As we walked, we had many good views of marsh harriers, often flying low over the reeds, one carrying a small item of prey. On days like this it is hard to believe that there are in fact fewer marsh harriers than there are golden eagles in Britain. As yet spared the attentions of predators was a wood mouse which stayed with us for several minutes. It seemed curiously reluctant to leave the open path for the vegetation cover alongside, and we wondered if it was unwell.
|Wood mouse on the main path at Hickling.|
A flock of about 35 curlews flew overhead, and then Chris showed us a breeding site for the fen mason wasp Odynerus simillimus, a very local species found in Britain only in East Anglia. This solitary wasp seeks out dry, bare patches within wetlands to make its peculiar nest in the ground, whose entrance hole is topped by a tiny round 'turret', like a miniature chimney-pot.
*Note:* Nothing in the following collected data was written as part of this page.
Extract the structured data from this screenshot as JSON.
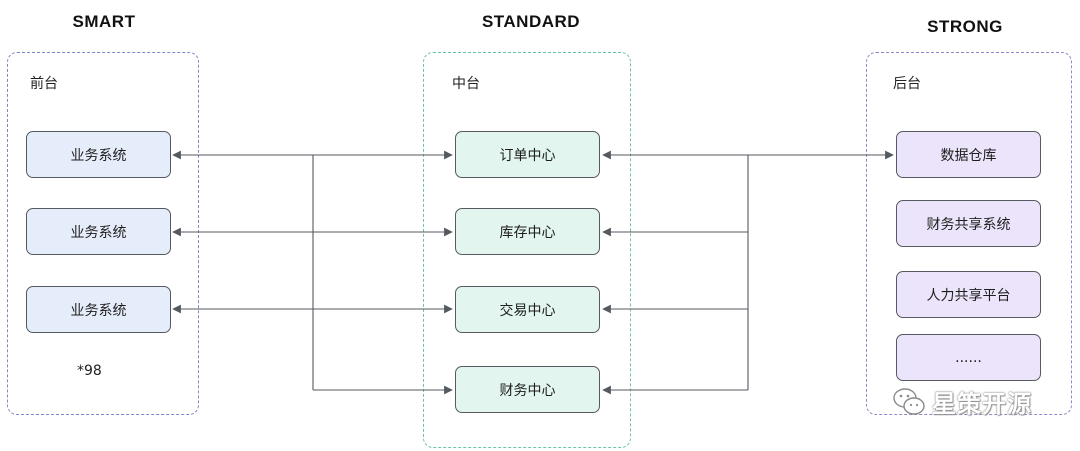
{
  "columns": {
    "smart": {
      "title": "SMART",
      "panel_label": "前台",
      "nodes": [
        "业务系统",
        "业务系统",
        "业务系统"
      ],
      "note": "*98"
    },
    "standard": {
      "title": "STANDARD",
      "panel_label": "中台",
      "nodes": [
        "订单中心",
        "库存中心",
        "交易中心",
        "财务中心"
      ]
    },
    "strong": {
      "title": "STRONG",
      "panel_label": "后台",
      "nodes": [
        "数据仓库",
        "财务共享系统",
        "人力共享平台",
        "......"
      ]
    }
  },
  "watermark": {
    "text": "星策开源",
    "icon": "wechat-icon"
  },
  "colors": {
    "smart_node_fill": "#e6edfa",
    "standard_node_fill": "#e2f5ef",
    "strong_node_fill": "#ece4fa",
    "connector": "#555a60"
  }
}
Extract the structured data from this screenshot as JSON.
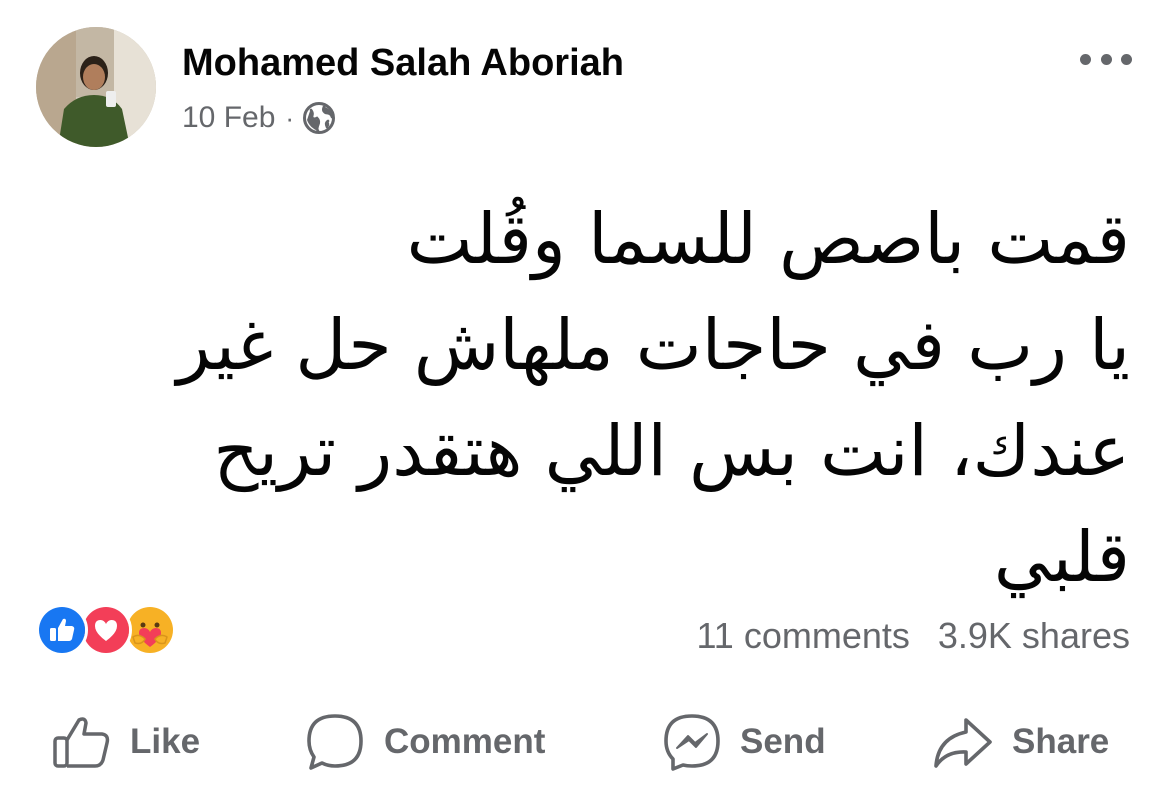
{
  "post": {
    "author": "Mohamed Salah Aboriah",
    "date": "10 Feb",
    "separator": "·",
    "audience_icon": "globe-icon",
    "text": "قمت باصص للسما وقُلت\nيا رب في حاجات ملهاش حل غير\nعندك، انت بس اللي هتقدر تريح\nقلبي"
  },
  "reactions": {
    "icons": [
      "like-reaction-icon",
      "love-reaction-icon",
      "care-reaction-icon"
    ],
    "colors": {
      "like": "#1877f2",
      "love": "#f33e58",
      "care": "#f7b125"
    }
  },
  "stats": {
    "comments": "11 comments",
    "shares": "3.9K shares"
  },
  "actions": {
    "like": "Like",
    "comment": "Comment",
    "send": "Send",
    "share": "Share"
  },
  "colors": {
    "text_primary": "#050505",
    "text_secondary": "#65676b",
    "background": "#ffffff"
  }
}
We had brief views of a kingfisher as it flew to and from its perch on an old tree branch set into the ground at the edge of the reeds. Chris and Jane spotted a bittern flying over the reedbeds as we approached Brendan's marsh. The yellow flower still in evidence here in large patches over shallow water and exposed mud was the buttonweed Cotula coronopifolia, a composite native to the southern hemisphere, and now widely naturalised in Britain, mostly near the coast.
You could say that Chris had saved the best until last. We
hadn't been at Stubb Mill for many minutes when five common cranes flew
majestically in front of us, shortly followed by another five, and then yet
another five birds. A little while later one landed within sight of us. I had
wanted to see these magnificent creatures in Britain for almost as long as I
can remember, and I wasn't disappointed.
The stately bearing of the cranes against the low sun, flying with an
easy, confident motion, necks and legs outstretched, trumpeting as they went,
was something timeless and truly special that I shall not forget.